– Accusée suivante, Francine Tenet. Mademoiselle, qu'est-ce qui vous a incitée à soutenir cette Révolution des fourmis?
La jeune fille blonde s'efforça de dominer sa timidité. Un prétoire, c'était beaucoup plus impressionnant qu'une salle de concert. Elle jeta un coup d'ceil vers Julie pour se donner du courage.
– Tout comme mes amis, monsieur le président…
– Parlez plus fort, que les jurés vous entendent. Francine s'éclaircit la gorge:
– Tout comme mes amis, monsieur le président, j'estime que nous avons besoin d'autres exemples de sociétés pour agrandir l'horizon de notre imagination. Les fourmis sont un excellent moyen de comprendre notre monde. En les observant, c'est nous-mêmes en miniature que nous observons. Leurs villes ressemblent à nos villes et leurs routes à nos routes. Elles nous permettent de changer de point de vue. Rien que pour ça, l'idée de la Révolution des fourmis me plaisait.
L'avocat général tira de ses dossiers des liasses de feuillets qu'il brandit avec conviction.
– Avant de procéder à l'audition des prévenus, je me suis informé auprès de vrais scientifiques, d'entomologistes spécialistes des fourmis.
Doctement, il poursuivit:
– Je vous assure, mesdames et messieurs les jurés, que les fourmis ne sont pas du tout les gentilles bêtes généreuses dont parlent nos accusés. Bien au contraire, les sociétés fourmis sont en permanence en guerre. Depuis cent millions d'années elles sont en expansion partout dans le monde. On pourrait même dire que les fourmis sont déjà maîtresses de la planète puisqu'elles en occupent pratiquement toutes les niches écologiques. Il n'y a que la banquise qu'elles ne soient pas parvenues à coloniser. Au banc de la défense, Julie se leva.
– Vous reconnaissez donc, monsieur l'avocat général, que les fourmis n'ont nul besoin de conquérir encore quoi que ce soit?
– En effet. D'ailleurs, si un extraterrestre débarquait soudain sur notre planète, il aurait plus de chances de rencontrer une fourmi qu'un humain.

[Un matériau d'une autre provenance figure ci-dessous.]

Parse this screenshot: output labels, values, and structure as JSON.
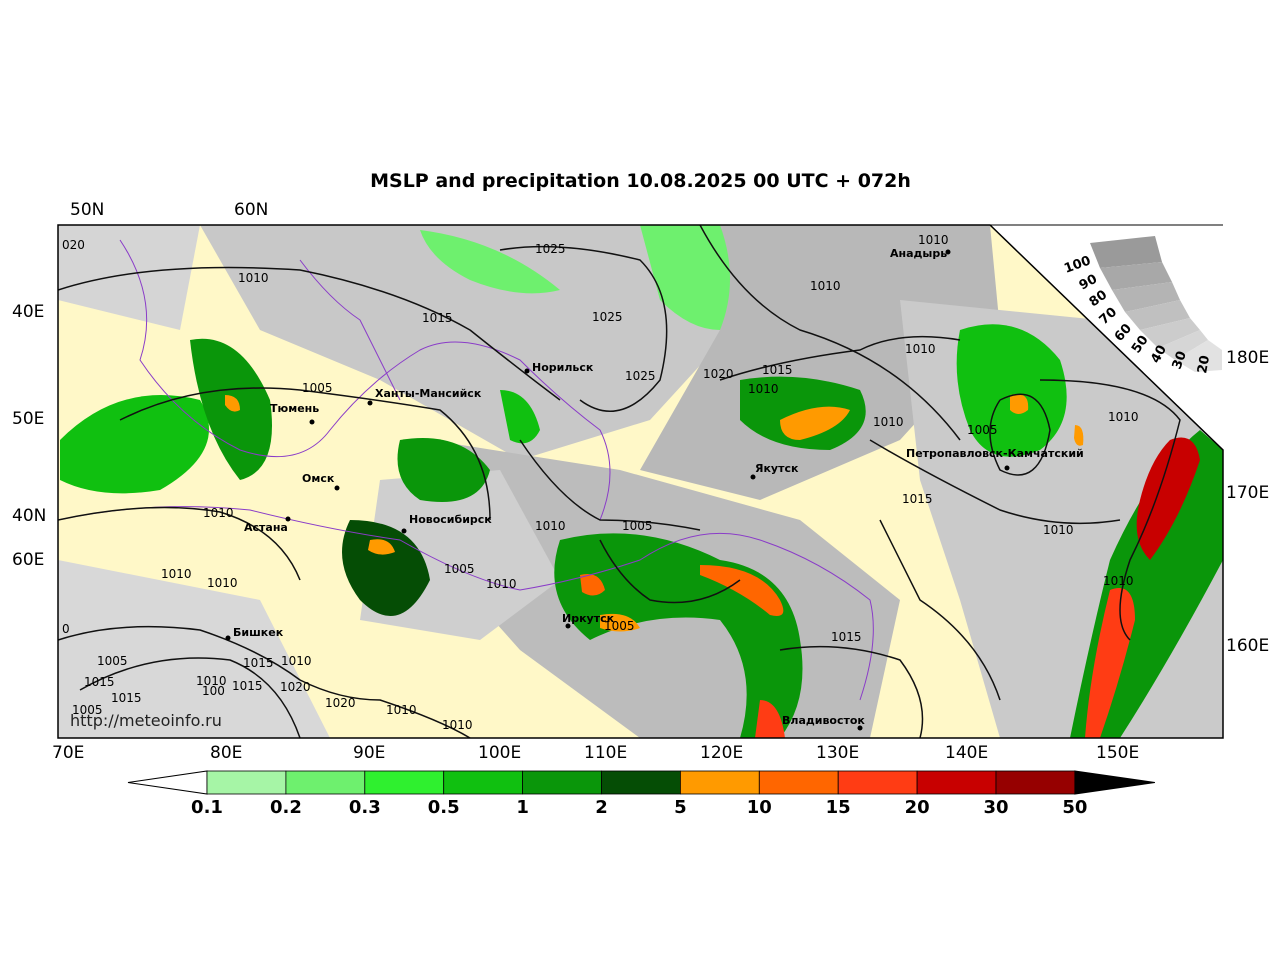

– … Et donc de s'adresser à elle comme au représentant de la population terrienne, compléta Julie.
Rires dans la salle.
Le président du tribunal était ennuyé par la tournure que prenaient les débats. Depuis le début de l'audience, il n'était question que de fourmis et de sociétés fourmis. Le magistrat aurait préféré qu'on ramène les interrogatoires sur le terrain plus concret du vandalisme dans le lycée, des émeutes et surtout du décès des policiers. Mais l'avocat général était entré dans le jeu de ces gamins aux idées farfelues et le jury avait l'air de se passionner pour cet étrange débat. De surcroît, son collègue de l'accusation avait visiblement pris la peine de se documenter auprès de spécialistes et il entendait maintenant étaler sa science toute neuve.
– Les fourmis sont partout en train de se battre contre nous, reprit l'avocat général avec fougue. J'ai ici des documents prouvant qu'on assiste actuellement à un regroupement des cités myrmécéennes. Greffier, distribuez des copies aux jurés ainsi qu'à ces messieurs et dames de la presse. On ignore encore la raison de ce phénomène, mais il est évident que cette coalition ne fera qu'accentuer leur emprise. Les villes fourmis poussent partout comme des champignons. Les fourmis s'insinuent partout. Elles parviennent à se creuser des nids dans le béton. Aucune de nos cuisines n'est à l'abri.
Julie réclama la parole:
– Ce que contiennent nos cuisines est issu de la terre. La terre n'a jamais précisé auxquels de ses enfants elle réservait ses richesses. Il n'y a aucune raison pour qu'elle les donne aux humains plutôt qu'aux fourmis.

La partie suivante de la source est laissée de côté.